Les deux organisations ont accueilli favorablement le projet de loi. Elles ont estimé qu’il constituait un progrès pour encadrer les pratiques religieuses. Elles ont aussi souligné son rôle pour renforcer la cohésion sociale et le vivre-ensemble. Leur approbation ne s’est pas limitée à des félicitations. Elles ont apporté des propositions concrètes pour améliorer le texte.
La chefferie coutumière a demandé une large vulgarisation de la future loi. Selon elle, cette diffusion doit atteindre toutes les communautés, même les zones éloignées. L’objectif est de permettre à chaque citoyen de comprendre et d’appliquer la loi.

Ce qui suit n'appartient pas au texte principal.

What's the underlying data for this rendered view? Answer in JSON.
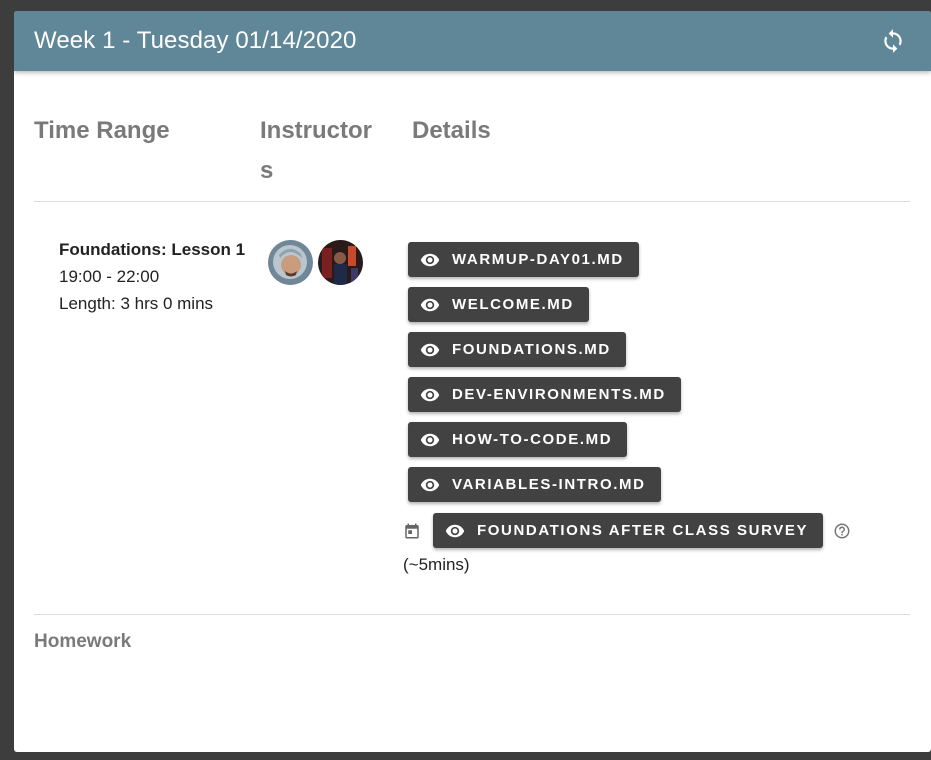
{
  "header": {
    "title": "Week 1 - Tuesday 01/14/2020",
    "icon": "refresh-icon"
  },
  "columns": {
    "time_range": "Time Range",
    "instructors_line1": "Instructor",
    "instructors_line2": "s",
    "details": "Details"
  },
  "lesson": {
    "title": "Foundations: Lesson 1",
    "time": "19:00 - 22:00",
    "length": "Length: 3 hrs 0 mins"
  },
  "materials": [
    {
      "label": "WARMUP-DAY01.MD"
    },
    {
      "label": "WELCOME.MD"
    },
    {
      "label": "FOUNDATIONS.MD"
    },
    {
      "label": "DEV-ENVIRONMENTS.MD"
    },
    {
      "label": "HOW-TO-CODE.MD"
    },
    {
      "label": "VARIABLES-INTRO.MD"
    }
  ],
  "survey": {
    "label": "FOUNDATIONS AFTER CLASS SURVEY",
    "duration": "(~5mins)"
  },
  "homework": {
    "label": "Homework"
  },
  "colors": {
    "header_bg": "#5f8797",
    "button_bg": "#424242",
    "muted_text": "#7a7a7a"
  }
}
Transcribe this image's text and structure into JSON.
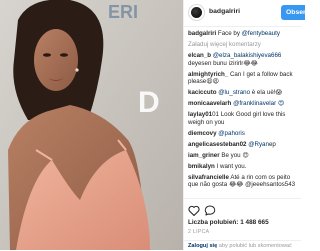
{
  "post": {
    "username": "badgalriri",
    "follow_label": "Obser",
    "caption_user": "badgalriri",
    "caption_text": " Face by ",
    "caption_mention": "@fentybeauty",
    "more_label": "Załaduj więcej komentarzy",
    "comments": [
      {
        "user": "elcan_b",
        "mention": "@elza_balakishiyeva666",
        "text": " deyesen bunu izirirlr😂😂"
      },
      {
        "user": "almightyrich_",
        "mention": "",
        "text": " Can I get a follow back please😩😩"
      },
      {
        "user": "kaciccuto",
        "mention": "@lu_strano",
        "text": " è ela uè!😱"
      },
      {
        "user": "monicaavelarh",
        "mention": "@franklinavelar 😍",
        "text": ""
      },
      {
        "user": "laylay01",
        "mention": "",
        "text": "01 Look Good girl love this weigh on you"
      },
      {
        "user": "diemcovy",
        "mention": "@pahoris",
        "text": ""
      },
      {
        "user": "angelicasesteban02",
        "mention": "@Ryan",
        "text": "ep"
      },
      {
        "user": "iam_griner",
        "mention": "",
        "text": " Be you 😍"
      },
      {
        "user": "bmikalyn",
        "mention": "",
        "text": " I want you."
      },
      {
        "user": "silvafrancielle",
        "mention": "",
        "text": " Até a rin com os peito que não gosta 😂😂 @jeeehsantos543"
      }
    ],
    "likes_label": "Liczba polubień: 1 488 665",
    "date": "2 LIPCA",
    "footer_login": "Zaloguj się",
    "footer_text": " aby polubić lub skomentować"
  },
  "icons": {
    "like": "heart-outline-icon",
    "comment": "speech-bubble-icon"
  },
  "colors": {
    "follow_button": "#3897f0",
    "link": "#003569",
    "muted": "#999999"
  }
}
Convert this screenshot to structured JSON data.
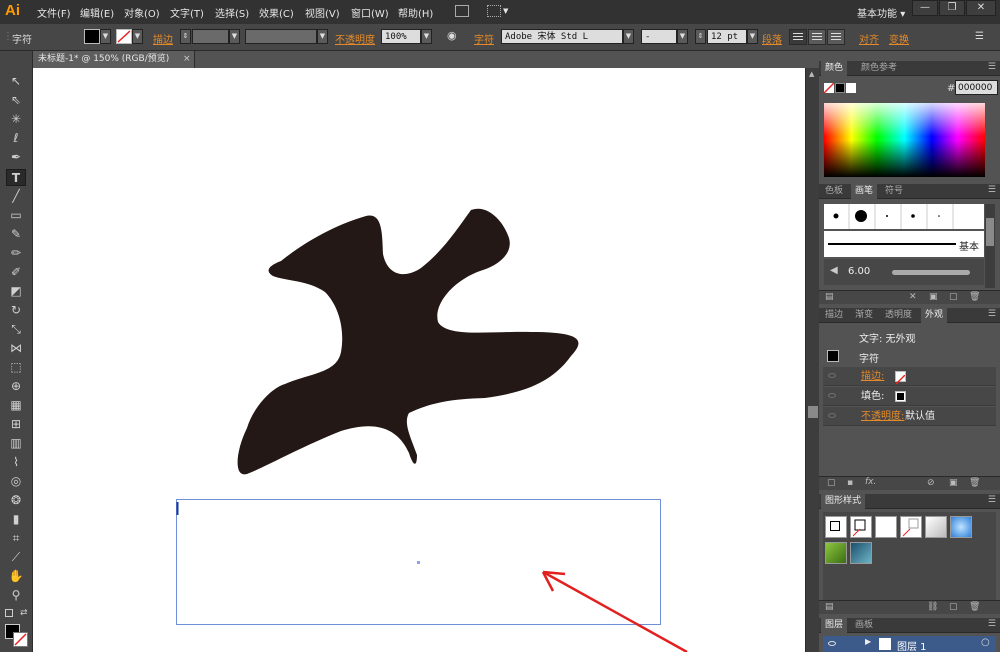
{
  "app": {
    "logo": "Ai",
    "workspace": "基本功能",
    "workspace_chevron": "▾"
  },
  "menu": [
    "文件(F)",
    "编辑(E)",
    "对象(O)",
    "文字(T)",
    "选择(S)",
    "效果(C)",
    "视图(V)",
    "窗口(W)",
    "帮助(H)"
  ],
  "window_buttons": {
    "minimize": "—",
    "restore": "❐",
    "close": "✕"
  },
  "controlbar": {
    "mode_label": "字符",
    "stroke_label": "描边",
    "opacity_label": "不透明度",
    "opacity_value": "100%",
    "char_label": "字符",
    "font_family": "Adobe 宋体 Std L",
    "font_style": "-",
    "font_size": "12 pt",
    "paragraph_label": "段落",
    "align_label": "对齐",
    "transform_label": "变换"
  },
  "document": {
    "tab_title": "未标题-1* @ 150% (RGB/预览)",
    "close": "×"
  },
  "color_panel": {
    "tabs": [
      "颜色",
      "颜色参考"
    ],
    "hash": "#",
    "hex_value": "000000"
  },
  "brush_panel": {
    "tabs": [
      "色板",
      "画笔",
      "符号"
    ],
    "basic_label": "基本",
    "size_value": "6.00"
  },
  "appearance_panel": {
    "tabs": [
      "描边",
      "渐变",
      "透明度",
      "外观"
    ],
    "header": "文字: 无外观",
    "item_label": "字符",
    "stroke_label": "描边:",
    "fill_label": "填色:",
    "opacity_label": "不透明度:",
    "opacity_value": "默认值",
    "fx_label": "fx."
  },
  "graphic_styles_panel": {
    "tabs": [
      "图形样式"
    ]
  },
  "layers_panel": {
    "tabs": [
      "图层",
      "画板"
    ],
    "layer_name": "图层 1"
  },
  "colors": {
    "accent": "#e48a2a",
    "shape_fill": "#231815",
    "arrow": "#e32020",
    "textbox_border": "#6f8fd8"
  }
}
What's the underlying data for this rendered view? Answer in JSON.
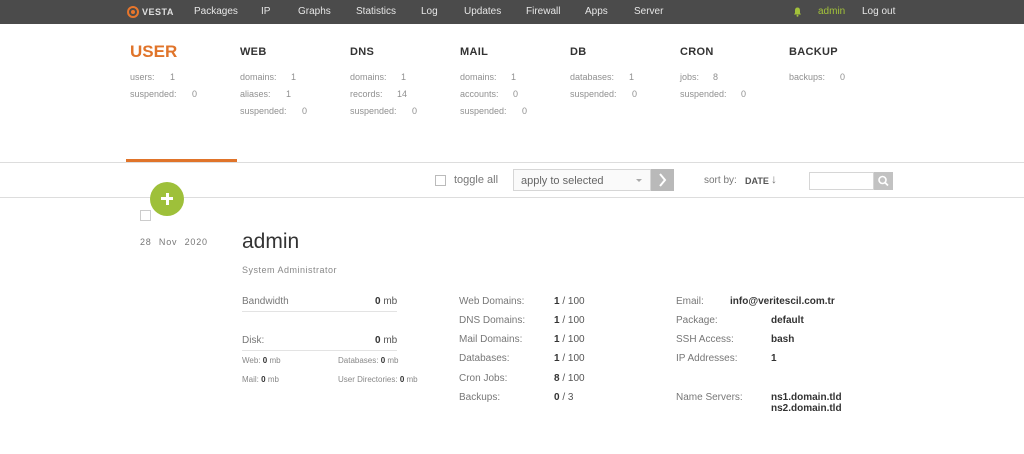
{
  "nav": {
    "logo_text": "VESTA",
    "items": [
      "Packages",
      "IP",
      "Graphs",
      "Statistics",
      "Log",
      "Updates",
      "Firewall",
      "Apps",
      "Server"
    ],
    "user": "admin",
    "logout": "Log out"
  },
  "stats": {
    "user": {
      "title": "USER",
      "rows": [
        {
          "label": "users:",
          "value": "1"
        },
        {
          "label": "suspended:",
          "value": "0"
        }
      ]
    },
    "web": {
      "title": "WEB",
      "rows": [
        {
          "label": "domains:",
          "value": "1"
        },
        {
          "label": "aliases:",
          "value": "1"
        },
        {
          "label": "suspended:",
          "value": "0"
        }
      ]
    },
    "dns": {
      "title": "DNS",
      "rows": [
        {
          "label": "domains:",
          "value": "1"
        },
        {
          "label": "records:",
          "value": "14"
        },
        {
          "label": "suspended:",
          "value": "0"
        }
      ]
    },
    "mail": {
      "title": "MAIL",
      "rows": [
        {
          "label": "domains:",
          "value": "1"
        },
        {
          "label": "accounts:",
          "value": "0"
        },
        {
          "label": "suspended:",
          "value": "0"
        }
      ]
    },
    "db": {
      "title": "DB",
      "rows": [
        {
          "label": "databases:",
          "value": "1"
        },
        {
          "label": "suspended:",
          "value": "0"
        }
      ]
    },
    "cron": {
      "title": "CRON",
      "rows": [
        {
          "label": "jobs:",
          "value": "8"
        },
        {
          "label": "suspended:",
          "value": "0"
        }
      ]
    },
    "backup": {
      "title": "BACKUP",
      "rows": [
        {
          "label": "backups:",
          "value": "0"
        }
      ]
    }
  },
  "toolbar": {
    "toggle_all": "toggle all",
    "apply_select": "apply to selected",
    "sort_label": "sort by:",
    "sort_value": "DATE",
    "sort_arrow": "↓"
  },
  "user_row": {
    "date": "28 Nov 2020",
    "name": "admin",
    "role": "System Administrator",
    "bandwidth": {
      "label": "Bandwidth",
      "value": "0",
      "unit": "mb"
    },
    "disk": {
      "label": "Disk:",
      "value": "0",
      "unit": "mb"
    },
    "disk_breakdown": [
      {
        "label": "Web:",
        "value": "0",
        "unit": "mb"
      },
      {
        "label": "Databases:",
        "value": "0",
        "unit": "mb"
      },
      {
        "label": "Mail:",
        "value": "0",
        "unit": "mb"
      },
      {
        "label": "User Directories:",
        "value": "0",
        "unit": "mb"
      }
    ],
    "limits": [
      {
        "label": "Web Domains:",
        "used": "1",
        "max": "100"
      },
      {
        "label": "DNS Domains:",
        "used": "1",
        "max": "100"
      },
      {
        "label": "Mail Domains:",
        "used": "1",
        "max": "100"
      },
      {
        "label": "Databases:",
        "used": "1",
        "max": "100"
      },
      {
        "label": "Cron Jobs:",
        "used": "8",
        "max": "100"
      },
      {
        "label": "Backups:",
        "used": "0",
        "max": "3"
      }
    ],
    "details": [
      {
        "label": "Email:",
        "value": "info@veritescil.com.tr"
      },
      {
        "label": "Package:",
        "value": "default"
      },
      {
        "label": "SSH Access:",
        "value": "bash"
      },
      {
        "label": "IP Addresses:",
        "value": "1"
      }
    ],
    "name_servers": {
      "label": "Name Servers:",
      "values": [
        "ns1.domain.tld",
        "ns2.domain.tld"
      ]
    }
  },
  "colors": {
    "accent": "#e0742a",
    "add_button": "#9ec03a",
    "nav_bg": "#4b4b4b"
  }
}
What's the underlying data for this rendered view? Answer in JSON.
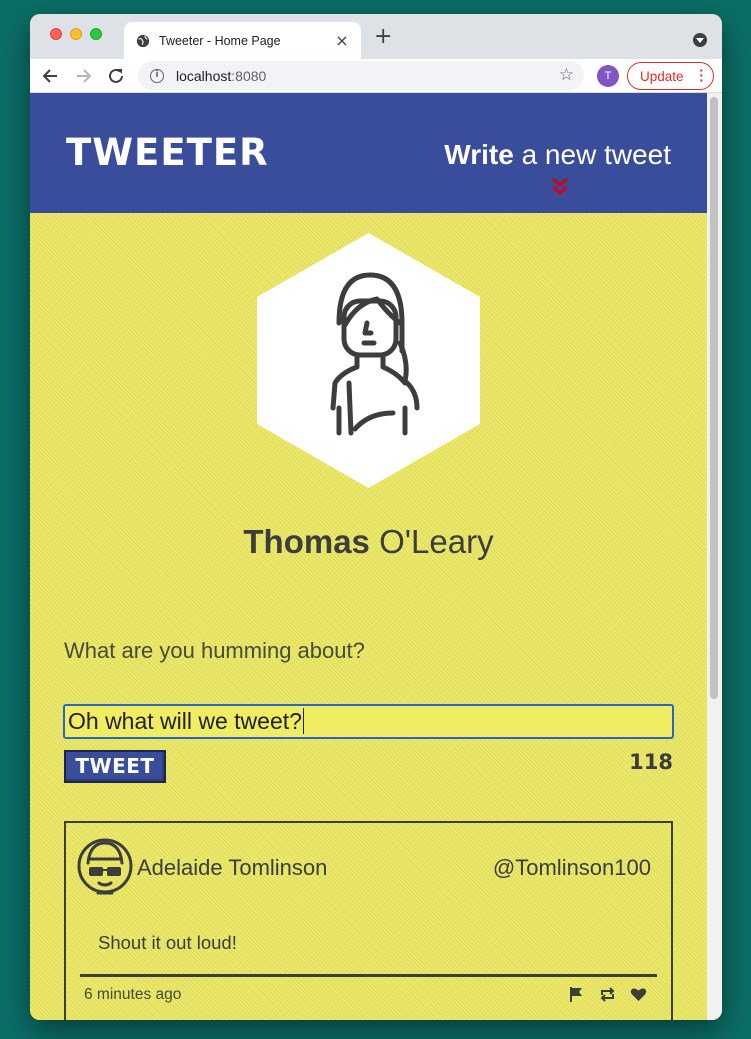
{
  "browser": {
    "tab_title": "Tweeter - Home Page",
    "tab_close": "×",
    "new_tab": "+",
    "url_host": "localhost",
    "url_port": ":8080",
    "info_glyph": "i",
    "star_glyph": "☆",
    "profile_initial": "T",
    "update_label": "Update",
    "update_menu": "⋮"
  },
  "header": {
    "logo": "TWEETER",
    "write_bold": "Write",
    "write_rest": " a new tweet",
    "chevron_icon": "double-chevron-down-icon",
    "chevron_color": "#d0021b"
  },
  "profile": {
    "first_name": "Thomas",
    "last_name": " O'Leary"
  },
  "compose": {
    "label": "What are you humming about?",
    "value": "Oh what will we tweet?",
    "button_label": "TWEET",
    "char_count": "118"
  },
  "tweets": [
    {
      "author": "Adelaide Tomlinson",
      "handle": "@Tomlinson100",
      "body": "Shout it out loud!",
      "time": "6 minutes ago",
      "actions": [
        "flag-icon",
        "retweet-icon",
        "heart-icon"
      ]
    }
  ],
  "colors": {
    "header_bg": "#3a4d9a",
    "page_bg": "#ebe865",
    "text": "#3d3d3d",
    "accent_red": "#d0021b"
  }
}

La FAIB a présenté une analyse minutieuse du projet. Elle a examiné chaque article un par un. L’organisation a suggéré des reformulations et des ajouts. Ces modifications visent à mieux réguler l’exercice du culte. Elles cherchent aussi à garantir une pratique religieuse apaisée.
Les auditions se poursuivront avec d’autres acteurs. La commission doit finaliser son rapport avant le vote en plénière. Le texte final devra concilier liberté individuelle et ordre public. Les contributions de la chefferie et de la FAIB enrichiront ce débat.